A small private college roughly 85 miles north of New York City, Marist College, canceled classes and put the school on lockdown Friday after they received an online, anonymous post threatening an on campus shooting, a spokesperson for Marist said.
The small liberal arts college, which contains about 6,400 students, in upstate New York tweeted Friday that the “College is closed and classes have been cancelled until further notice.”
Students: Please take the Marist Alert very seriously. When we get more information we will let you know, but please stay inside for now.
— Marist Student Gov. (@MaristSGA) November 13, 2015
The Poughkeepsie Police Department was looking into the threat, which was posted via Twitter overnight, according to Marist spokesman Greg Cannon, Reuters reports. “It was something about a shooting, that there would be some kind of shooting on campus,” Cannon said.
After consulting with police, Marist sent an alert to students, faculty and staff at 7 a.m. Friday. They told students to stay in their dorms and that classes were canceled.
Cannon said that police are investigating who created the Twitter post. Poughkeepsie Police Department released the following statement Friday:
“At approximately 6:00 am on Friday November 13, 2015 the Town of Poughkeepsie Police Department was notified by the Marist College Office of Safety & Security that an online threat was sent out via Twitter against Marist College.
An investigation is currently under way in cooperation with Twitter, college officials and other law enforcement agencies.

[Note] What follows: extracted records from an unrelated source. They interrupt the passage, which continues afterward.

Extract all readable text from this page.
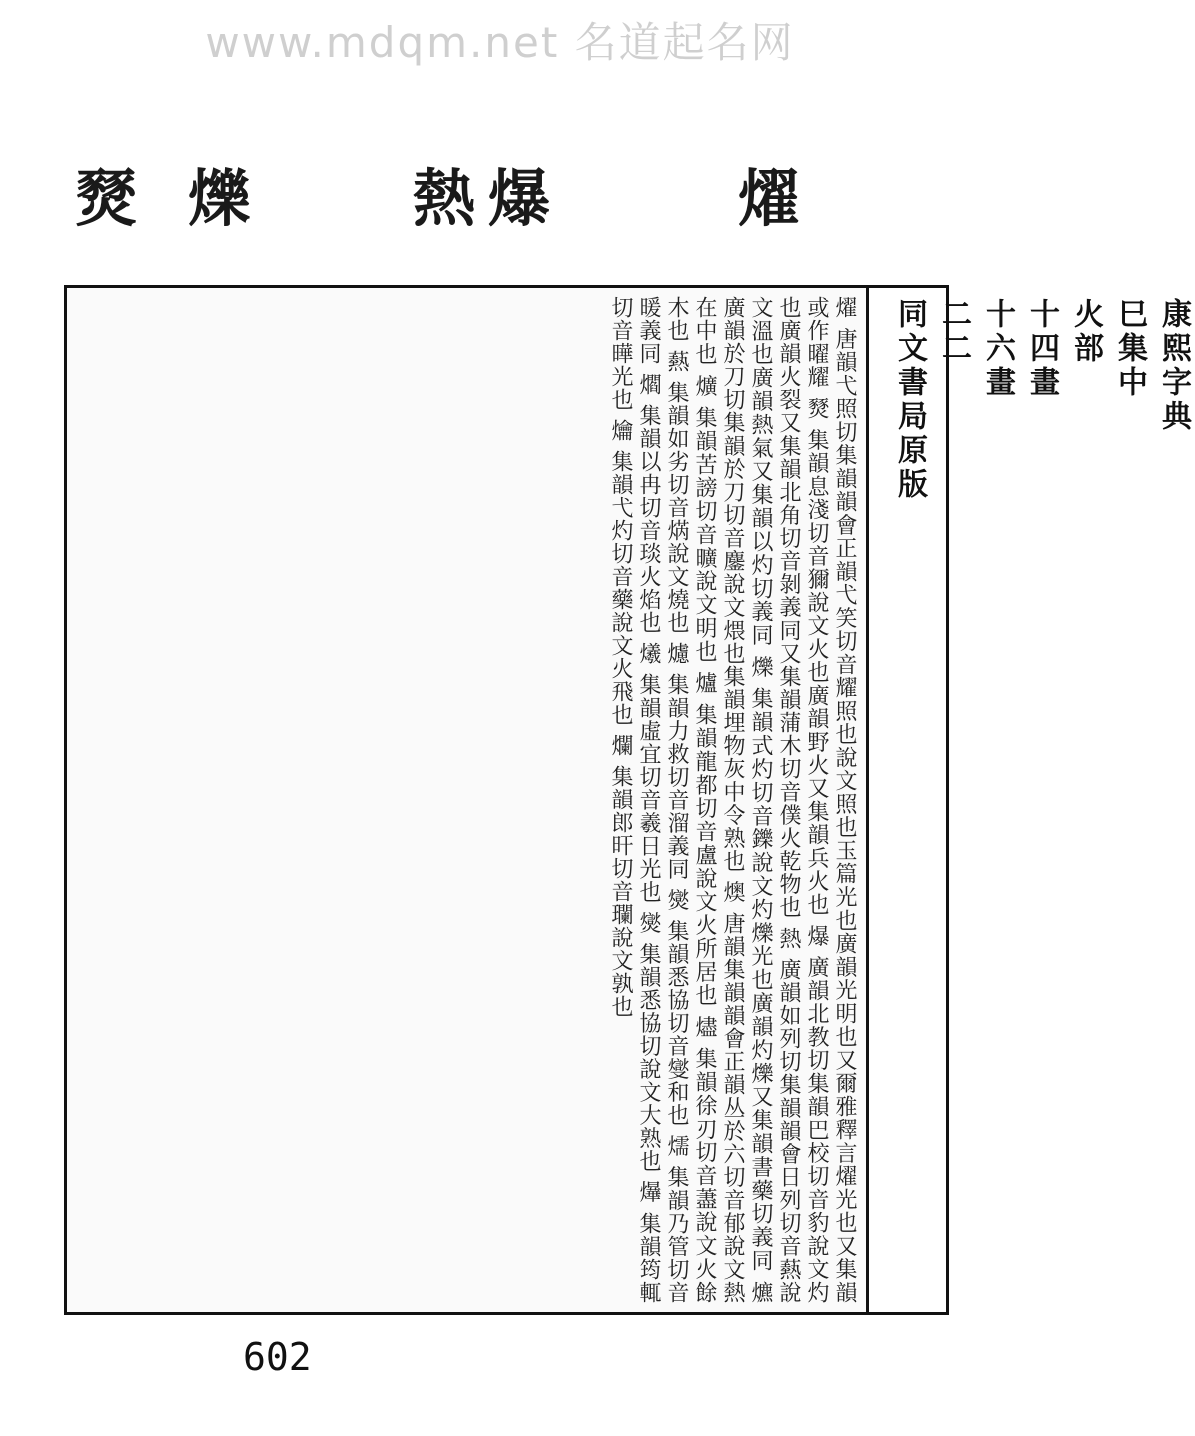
www.mdqm.net 名道起名网
燿
爆
熱
爍
燹
燿 唐韻弋照切集韻韻會正韻弋笑切音耀照也說文照也玉篇光也廣韻光明也又爾雅釋言燿光也又集韻或作曜耀 燹 集韻息淺切音獮說文火也廣韻野火又集韻兵火也 爆 廣韻北教切集韻巴校切音豹說文灼也廣韻火裂又集韻北角切音剝義同又集韻蒲木切音僕火乾物也 熱 廣韻如列切集韻韻會日列切音爇說文溫也廣韻熱氣又集韻以灼切義同 爍 集韻式灼切音鑠說文灼爍光也廣韻灼爍又集韻書藥切義同 爊 廣韻於刀切集韻於刀切音鏖說文煨也集韻埋物灰中令熟也 燠 唐韻集韻韻會正韻丛於六切音郁說文熱在中也 爌 集韻苦謗切音曠說文明也 爐 集韻龍都切音盧說文火所居也 燼 集韻徐刃切音藎說文火餘木也 爇 集韻如劣切音焫說文燒也 爈 集韻力救切音溜義同 爕 集韻悉協切音燮和也 燸 集韻乃管切音暖義同 爓 集韻以冉切音琰火焰也 爔 集韻虛宜切音羲日光也 爕 集韻悉協切說文大熟也 爗 集韻筠輒切音曄光也 爚 集韻弋灼切音藥說文火飛也 爛 集韻郎旰切音瓓說文孰也	康熙字典
巳集中
火部
十四畫
十六畫
二二
同文書局原版
602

In addition, there is a police presence on the campus. Marist College has cancelled classes for today until further notice and will update as necessary.”
Cannon added that there were not any racial undertones to the threat, unlike recent incidents at other U.S. colleges. Racial turmoil ensued at the University of Missouri, when three men were arrested for threatening to shoot black people, according to Reuters. Additionally, messages were posted on the internet threatening to kill students at Howard University, a historically African-American school.